The fluid velocity u in this phenomenon results from the equilibrium condition of shear stresses σ (Marangoni) and that of the viscous nature at the interface, which additionally depends on the dynamic viscosity of the liquid μ and the liquid layer thickness z, i.e., σ = dγ_SV/dx = −μ du/dz.

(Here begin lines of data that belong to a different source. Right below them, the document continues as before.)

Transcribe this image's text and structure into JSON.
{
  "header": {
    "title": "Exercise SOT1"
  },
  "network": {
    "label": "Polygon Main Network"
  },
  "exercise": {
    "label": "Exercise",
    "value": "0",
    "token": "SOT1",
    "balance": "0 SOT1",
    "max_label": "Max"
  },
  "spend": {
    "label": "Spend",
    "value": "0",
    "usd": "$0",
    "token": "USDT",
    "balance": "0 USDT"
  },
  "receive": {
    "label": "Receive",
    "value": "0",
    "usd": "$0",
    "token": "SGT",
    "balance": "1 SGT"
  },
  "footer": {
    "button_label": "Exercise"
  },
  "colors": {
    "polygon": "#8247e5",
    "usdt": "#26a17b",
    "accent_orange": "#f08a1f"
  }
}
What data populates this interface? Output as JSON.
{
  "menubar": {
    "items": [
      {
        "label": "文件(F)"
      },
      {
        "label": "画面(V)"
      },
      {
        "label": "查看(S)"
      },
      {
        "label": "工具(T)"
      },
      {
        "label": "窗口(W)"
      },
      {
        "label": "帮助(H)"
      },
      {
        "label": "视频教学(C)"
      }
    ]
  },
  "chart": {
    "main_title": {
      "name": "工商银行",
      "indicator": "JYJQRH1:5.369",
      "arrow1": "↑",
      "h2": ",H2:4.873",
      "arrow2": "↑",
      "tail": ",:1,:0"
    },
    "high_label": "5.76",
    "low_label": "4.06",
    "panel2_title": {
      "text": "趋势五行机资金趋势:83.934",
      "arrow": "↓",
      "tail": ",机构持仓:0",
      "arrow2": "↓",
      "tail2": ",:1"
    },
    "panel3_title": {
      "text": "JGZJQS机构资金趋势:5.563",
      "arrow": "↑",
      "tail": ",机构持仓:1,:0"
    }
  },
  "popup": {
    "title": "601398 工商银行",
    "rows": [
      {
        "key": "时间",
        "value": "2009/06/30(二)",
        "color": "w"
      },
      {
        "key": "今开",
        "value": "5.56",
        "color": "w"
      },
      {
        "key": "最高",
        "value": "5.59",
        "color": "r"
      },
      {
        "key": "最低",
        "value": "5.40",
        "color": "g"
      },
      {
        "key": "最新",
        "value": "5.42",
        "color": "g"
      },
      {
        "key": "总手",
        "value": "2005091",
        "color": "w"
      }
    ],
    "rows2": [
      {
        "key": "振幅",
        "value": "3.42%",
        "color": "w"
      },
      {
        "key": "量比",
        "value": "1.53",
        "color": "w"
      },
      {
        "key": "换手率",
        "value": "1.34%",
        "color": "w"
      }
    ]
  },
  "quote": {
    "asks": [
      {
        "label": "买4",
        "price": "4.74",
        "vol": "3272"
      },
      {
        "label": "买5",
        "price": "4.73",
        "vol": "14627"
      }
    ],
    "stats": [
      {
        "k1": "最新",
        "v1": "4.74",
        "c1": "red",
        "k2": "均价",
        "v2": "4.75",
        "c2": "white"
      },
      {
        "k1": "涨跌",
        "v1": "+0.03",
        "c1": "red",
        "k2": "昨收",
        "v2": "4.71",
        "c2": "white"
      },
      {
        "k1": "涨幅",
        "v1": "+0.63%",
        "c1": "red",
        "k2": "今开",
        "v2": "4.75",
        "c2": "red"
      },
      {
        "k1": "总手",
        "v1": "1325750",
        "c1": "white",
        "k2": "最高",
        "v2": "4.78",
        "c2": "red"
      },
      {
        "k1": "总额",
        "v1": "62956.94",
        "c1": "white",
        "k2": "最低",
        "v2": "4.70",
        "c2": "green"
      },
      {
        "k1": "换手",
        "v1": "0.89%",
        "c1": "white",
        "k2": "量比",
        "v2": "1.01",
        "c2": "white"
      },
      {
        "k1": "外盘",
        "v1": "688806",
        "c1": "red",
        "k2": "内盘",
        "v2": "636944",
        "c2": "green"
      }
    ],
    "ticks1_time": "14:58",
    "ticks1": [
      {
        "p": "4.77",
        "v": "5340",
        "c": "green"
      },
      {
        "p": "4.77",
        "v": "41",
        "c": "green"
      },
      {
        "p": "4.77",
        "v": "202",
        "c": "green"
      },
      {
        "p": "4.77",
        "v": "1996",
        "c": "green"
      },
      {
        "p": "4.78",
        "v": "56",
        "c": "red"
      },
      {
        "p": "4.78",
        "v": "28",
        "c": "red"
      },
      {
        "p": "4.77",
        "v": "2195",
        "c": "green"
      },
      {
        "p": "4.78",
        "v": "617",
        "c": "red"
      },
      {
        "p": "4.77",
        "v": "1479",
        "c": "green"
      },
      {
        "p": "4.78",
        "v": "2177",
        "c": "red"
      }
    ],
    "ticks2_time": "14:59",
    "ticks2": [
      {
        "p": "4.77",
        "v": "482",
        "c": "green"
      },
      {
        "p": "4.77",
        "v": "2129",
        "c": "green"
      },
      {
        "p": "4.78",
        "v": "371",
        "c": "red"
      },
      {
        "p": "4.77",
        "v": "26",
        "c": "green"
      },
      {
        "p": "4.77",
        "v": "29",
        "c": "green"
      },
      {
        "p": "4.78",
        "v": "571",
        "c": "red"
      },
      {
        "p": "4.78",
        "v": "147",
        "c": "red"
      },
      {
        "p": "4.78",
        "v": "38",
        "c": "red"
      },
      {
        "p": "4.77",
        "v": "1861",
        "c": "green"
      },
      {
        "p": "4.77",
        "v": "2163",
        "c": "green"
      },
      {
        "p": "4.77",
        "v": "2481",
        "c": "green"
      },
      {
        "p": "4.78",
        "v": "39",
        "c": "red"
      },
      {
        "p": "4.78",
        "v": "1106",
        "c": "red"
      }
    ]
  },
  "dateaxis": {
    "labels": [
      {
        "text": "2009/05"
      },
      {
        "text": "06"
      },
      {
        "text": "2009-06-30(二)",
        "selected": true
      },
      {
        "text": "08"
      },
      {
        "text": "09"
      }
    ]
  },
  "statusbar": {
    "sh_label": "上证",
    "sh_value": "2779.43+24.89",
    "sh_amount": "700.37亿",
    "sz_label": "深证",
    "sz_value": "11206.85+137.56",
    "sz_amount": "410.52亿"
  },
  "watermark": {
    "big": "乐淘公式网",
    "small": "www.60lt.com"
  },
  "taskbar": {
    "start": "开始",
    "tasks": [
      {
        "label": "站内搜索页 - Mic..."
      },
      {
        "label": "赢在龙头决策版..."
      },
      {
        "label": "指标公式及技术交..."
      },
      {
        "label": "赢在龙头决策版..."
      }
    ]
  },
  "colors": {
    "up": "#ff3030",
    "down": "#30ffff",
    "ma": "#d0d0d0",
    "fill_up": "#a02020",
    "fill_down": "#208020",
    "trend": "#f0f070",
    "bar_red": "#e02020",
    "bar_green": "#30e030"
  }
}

To sum up, determining the actual, trustful adhesive and wetting properties of medical hygiene fluids in contact with oral cavity solid substrata, which affects the effectiveness of the cleaning treatment, requires several additional parameters from the fields of surface rheology kinetics and thermodynamics to be accounted for. The evidenced particular variability of the film visco-elasticity (|E| ↑, τ ↓) and wettability (θ_A ↑, CAH ↑) parameters resulted in adhesion (W_A ↓), effective surface tension (γ_eff < γ_LV), and penetration speed (PC ↓) decreasing. In further studies, the viscoelastic film properties related to the bioadhesion and antibacterial efficiency resulting from long-term treatment, temperature variability, or particular chemical components selection would be of great value for manufacturers and orthodontists.